El empresario más conocido del centro de restauración fue la familia Van Os, que dirigió el negocio en la segunda mitad del siglo pasado. En 1992 lo vendieron a un nuevo partido. El centro ha estado vacío en los últimos años.
En el interior se ve poco de la comodidad que alguna vez debió existir allí.

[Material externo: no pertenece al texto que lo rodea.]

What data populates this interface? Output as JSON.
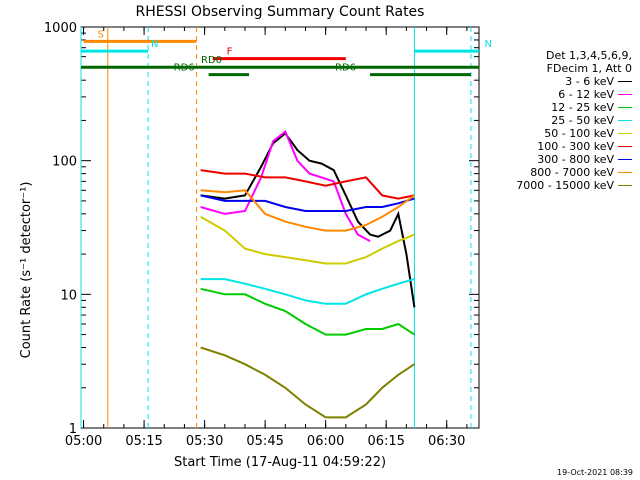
{
  "chart_data": {
    "type": "line",
    "title": "RHESSI Observing Summary Count Rates",
    "xlabel": "Start Time (17-Aug-11 04:59:22)",
    "ylabel": "Count Rate (s⁻¹ detector⁻¹)",
    "yscale": "log",
    "ylim": [
      1,
      1000
    ],
    "xlim": [
      "04:59:22",
      "06:38:00"
    ],
    "x_ticks": [
      "05:00",
      "05:15",
      "05:30",
      "05:45",
      "06:00",
      "06:15",
      "06:30"
    ],
    "y_ticks": [
      "1",
      "10",
      "100",
      "1000"
    ],
    "legend_header": [
      "Det 1,3,4,5,6,9,",
      "FDecim 1, Att 0"
    ],
    "series": [
      {
        "name": "3 - 6 keV",
        "color": "#000000",
        "x": [
          "05:29",
          "05:35",
          "05:40",
          "05:44",
          "05:47",
          "05:50",
          "05:53",
          "05:56",
          "05:59",
          "06:02",
          "06:05",
          "06:08",
          "06:11",
          "06:13",
          "06:16",
          "06:18",
          "06:20",
          "06:22"
        ],
        "values": [
          55,
          52,
          55,
          90,
          135,
          160,
          120,
          100,
          95,
          85,
          55,
          35,
          28,
          27,
          30,
          40,
          20,
          8
        ]
      },
      {
        "name": "6 - 12 keV",
        "color": "#ff00ff",
        "x": [
          "05:29",
          "05:35",
          "05:40",
          "05:44",
          "05:47",
          "05:50",
          "05:53",
          "05:56",
          "05:59",
          "06:02",
          "06:05",
          "06:08",
          "06:11"
        ],
        "values": [
          45,
          40,
          42,
          75,
          140,
          165,
          100,
          80,
          75,
          70,
          40,
          28,
          25
        ]
      },
      {
        "name": "12 - 25 keV",
        "color": "#00cc00",
        "x": [
          "05:29",
          "05:35",
          "05:40",
          "05:45",
          "05:50",
          "05:55",
          "06:00",
          "06:05",
          "06:10",
          "06:14",
          "06:18",
          "06:22"
        ],
        "values": [
          11,
          10,
          10,
          8.5,
          7.5,
          6,
          5,
          5,
          5.5,
          5.5,
          6,
          5
        ]
      },
      {
        "name": "25 - 50 keV",
        "color": "#00e5e5",
        "x": [
          "05:29",
          "05:35",
          "05:40",
          "05:45",
          "05:50",
          "05:55",
          "06:00",
          "06:05",
          "06:10",
          "06:14",
          "06:18",
          "06:22"
        ],
        "values": [
          13,
          13,
          12,
          11,
          10,
          9,
          8.5,
          8.5,
          10,
          11,
          12,
          13
        ]
      },
      {
        "name": "50 - 100 keV",
        "color": "#cccc00",
        "x": [
          "05:29",
          "05:35",
          "05:40",
          "05:45",
          "05:50",
          "05:55",
          "06:00",
          "06:05",
          "06:10",
          "06:14",
          "06:18",
          "06:22"
        ],
        "values": [
          38,
          30,
          22,
          20,
          19,
          18,
          17,
          17,
          19,
          22,
          25,
          28
        ]
      },
      {
        "name": "100 - 300 keV",
        "color": "#ee0000",
        "x": [
          "05:29",
          "05:35",
          "05:40",
          "05:45",
          "05:50",
          "05:55",
          "06:00",
          "06:05",
          "06:10",
          "06:14",
          "06:18",
          "06:22"
        ],
        "values": [
          85,
          80,
          80,
          75,
          75,
          70,
          65,
          70,
          75,
          55,
          52,
          55
        ]
      },
      {
        "name": "300 - 800 keV",
        "color": "#0000ee",
        "x": [
          "05:29",
          "05:35",
          "05:40",
          "05:45",
          "05:50",
          "05:55",
          "06:00",
          "06:05",
          "06:10",
          "06:14",
          "06:18",
          "06:22"
        ],
        "values": [
          55,
          50,
          50,
          50,
          45,
          42,
          42,
          42,
          45,
          45,
          48,
          52
        ]
      },
      {
        "name": "800 - 7000 keV",
        "color": "#ff8800",
        "x": [
          "05:29",
          "05:35",
          "05:40",
          "05:45",
          "05:50",
          "05:55",
          "06:00",
          "06:05",
          "06:10",
          "06:14",
          "06:18",
          "06:22"
        ],
        "values": [
          60,
          58,
          60,
          40,
          35,
          32,
          30,
          30,
          33,
          38,
          45,
          55
        ]
      },
      {
        "name": "7000 - 15000 keV",
        "color": "#808000",
        "x": [
          "05:29",
          "05:35",
          "05:40",
          "05:45",
          "05:50",
          "05:55",
          "06:00",
          "06:05",
          "06:10",
          "06:14",
          "06:18",
          "06:22"
        ],
        "values": [
          4,
          3.5,
          3,
          2.5,
          2,
          1.5,
          1.2,
          1.2,
          1.5,
          2,
          2.5,
          3
        ]
      }
    ],
    "flag_bars": [
      {
        "label": "S",
        "color": "#ff8800",
        "start": "05:00",
        "end": "05:28",
        "level": 780
      },
      {
        "label": "N",
        "color": "#00e5e5",
        "start": "04:59:22",
        "end": "05:16",
        "level": 660
      },
      {
        "label": "N",
        "color": "#00e5e5",
        "start": "06:22",
        "end": "06:38",
        "level": 660
      },
      {
        "label": "F",
        "color": "#ee0000",
        "start": "05:32",
        "end": "06:05",
        "level": 580
      },
      {
        "label": "RD0",
        "color": "#006600",
        "start": "04:59:22",
        "end": "06:38",
        "level": 500
      },
      {
        "label": "RD6",
        "color": "#006600",
        "start": "05:31",
        "end": "05:41",
        "level": 440
      },
      {
        "label": "RD6",
        "color": "#006600",
        "start": "06:11",
        "end": "06:36",
        "level": 440
      }
    ],
    "vlines": [
      {
        "t": "04:59:22",
        "color": "#00e5e5",
        "style": "solid"
      },
      {
        "t": "05:06",
        "color": "#ff8800",
        "style": "solid"
      },
      {
        "t": "05:16",
        "color": "#00e5e5",
        "style": "dashed"
      },
      {
        "t": "05:28",
        "color": "#ff8800",
        "style": "dashed"
      },
      {
        "t": "06:22",
        "color": "#00e5e5",
        "style": "solid"
      },
      {
        "t": "06:36",
        "color": "#00e5e5",
        "style": "dashed"
      }
    ],
    "grid": false,
    "legend_position": "right"
  },
  "timestamp": "19-Oct-2021 08:39"
}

Sobre la grifería hay dos botellas vacías de Heineken, quizá el resto de la última ronda.
Detrás de la cafetería y del snack bar se encuentra el inmenso salón de banquetes y el antiguo albergue de esquí, que están vacíos a excepción de algunas mesas apiladas descuidadamente. “Es un espectáculo terrible ahora”, dijo Flim. Pero si todo va bien, eso pronto cambiará.
Los edificios actuales darán paso a un complejo de apartamentos de tres plantas con un total de trece viviendas (80-125 metros cuadrados). Parte del complejo se ubicará más atrás en el sitio. “Pronto todos los residentes tendrán vistas a la calle y al Hoogeveense Vaart”, afirma Flim.
Todas las entradas están en la planta baja. El edificio también cuenta con dos estudios o salas de ocio que también están a la venta. Los residentes pueden aparcar su coche en los trece garajes o en las ocho plazas de aparcamiento del lado este del complejo.
Los precios aún no se conocen. Flim espera que las ventas comiencen en unos tres meses.